Джейд посмотрела на него и залилась слезами. У нее не было больше сил бороться.
Немного погодя, успокоившись, она позвонила Эдвину Холлу и сказала, что оставит акции у него в кабинете сегодня же днем. Ей нужна была только свобода. На следующий день, после восьми лет замужества, она уехала из Форт Уэйна. Все ее имущество состояло из одежды и черно-белого телевизора, который она выиграла в лотерею.
На пути в Нью-Йорк у Джейд пошла кровь. Когда самолет приземлился, она уже истекала кровью. Прямо с аэровокзала Джейд доставили в ближайшую больницу, где она и провела первую ночь по возвращении в Нью-Йорк.
Через месяц на деньги, полученные за первую оформительскую работу, она пошла к частному гинекологу, которого порекомендовала ей одна из ее временных соседок-стюардесс. Он подтвердил диагноз доктора Надриеса.
– У вас внутри – сплошная рана. Не знаю, что тому виною – выкидыш или аборт, – но детей вы больше иметь не сможете.
– Никогда? – спросила она, сдерживая слезы.
– Подумайте-ка лучше о карьере, – сказал он. – По нынешним временам – это как раз женское дело.
Глава XII
ВЕСНА 1979-го
МАНХЭТТЕН
Для Кэрлис главным событием в жизни стало замужество, для Джейд – развод. В замужестве Джейд старалась быть такой, какой хотел ее видеть муж. Оставшись одна, она могла выстраивать жизнь по собственному понятию. В замужестве она была одинока и замкнута; теперь она могла делать что угодно и встречаться с кем угодно. В Форт Уэйне никто на нее не обращал внимания; сейчас она вызывала интерес у многих. Живя с мужем, она была домоседкой; теперь ее редко можно было застать дома. Но самое главное – она поняла, что обрела свободу.
Свободу одеваться как душа пожелает. Она сочетала дорогие костюмы с бедными, старые с новыми, скромные с вызывающими. Именно Джейд была первой, кто соединила умопомрачительный желтый жакет с темным костюмом для бега трусцой и оранжевыми ковбойскими ботинками.

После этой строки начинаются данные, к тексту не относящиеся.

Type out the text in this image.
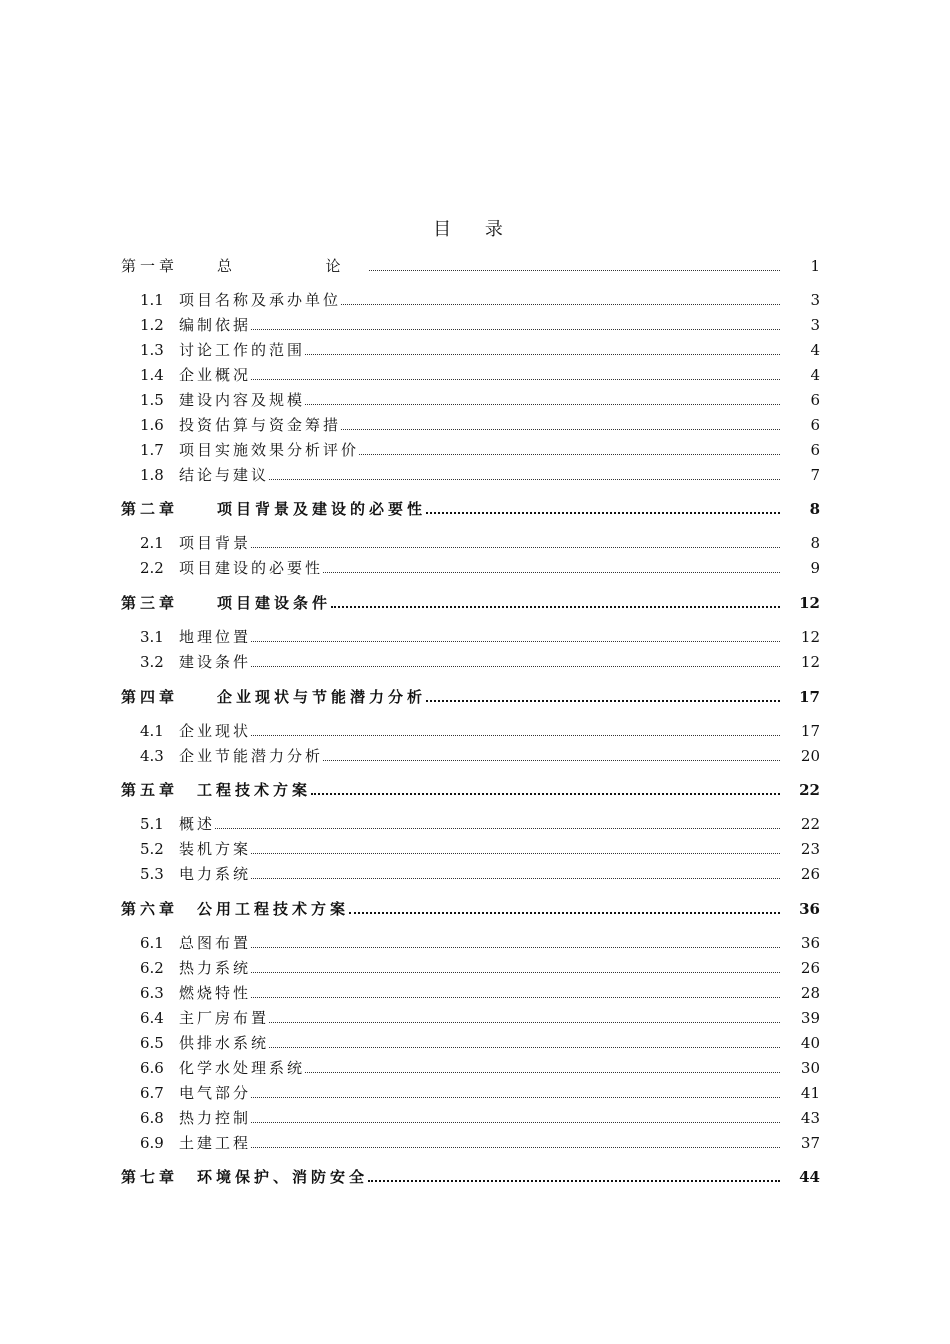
目 录
第一章	总  论	1
1.1	项目名称及承办单位	3
1.2	编制依据	3
1.3	讨论工作的范围	4
1.4	企业概况	4
1.5	建设内容及规模	6
1.6	投资估算与资金筹措	6
1.7	项目实施效果分析评价	6
1.8	结论与建议	7
第二章	项目背景及建设的必要性	8
2.1	项目背景	8
2.2	项目建设的必要性	9
第三章	项目建设条件	12
3.1	地理位置	12
3.2	建设条件	12
第四章	企业现状与节能潜力分析	17
4.1	企业现状	17
4.3	企业节能潜力分析	20
第五章	工程技术方案	22
5.1	概述	22
5.2	装机方案	23
5.3	电力系统	26
第六章	公用工程技术方案	36
6.1	总图布置	36
6.2	热力系统	26
6.3	燃烧特性	28
6.4	主厂房布置	39
6.5	供排水系统	40
6.6	化学水处理系统	30
6.7	电气部分	41
6.8	热力控制	43
6.9	土建工程	37
第七章	环境保护、消防安全	44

Именно Джейд пришло в голову подогнать низкодекольтированное платье из золотой парчи к смокингу. Именно она додумалась надеть темный свитер с высоким воротом под шелковую рубаху бирюзового цвета, какие носят художники и поэты, заправить то и другое в брюки военного покроя и стянуть все вместе индейским поясом.
Так же свободно Джейд экспериментировала с косметикой. Она отказалась от тусклой губной помады грушевого цвета и бледных румян, на которых настаивал Барри. Теперь она пользовалась вызывающе яркой помадой и румянами, тенями цвета хаки и угольно-черной тушью для ресниц. Так ее карие, с золотистыми вкраплениями, глаза выглядели еще выразительнее. На смену мягким духам «Диориссимо» пришел крепкий «Фракас», а старомодным очкам в черепаховой оправе – крупные стекла.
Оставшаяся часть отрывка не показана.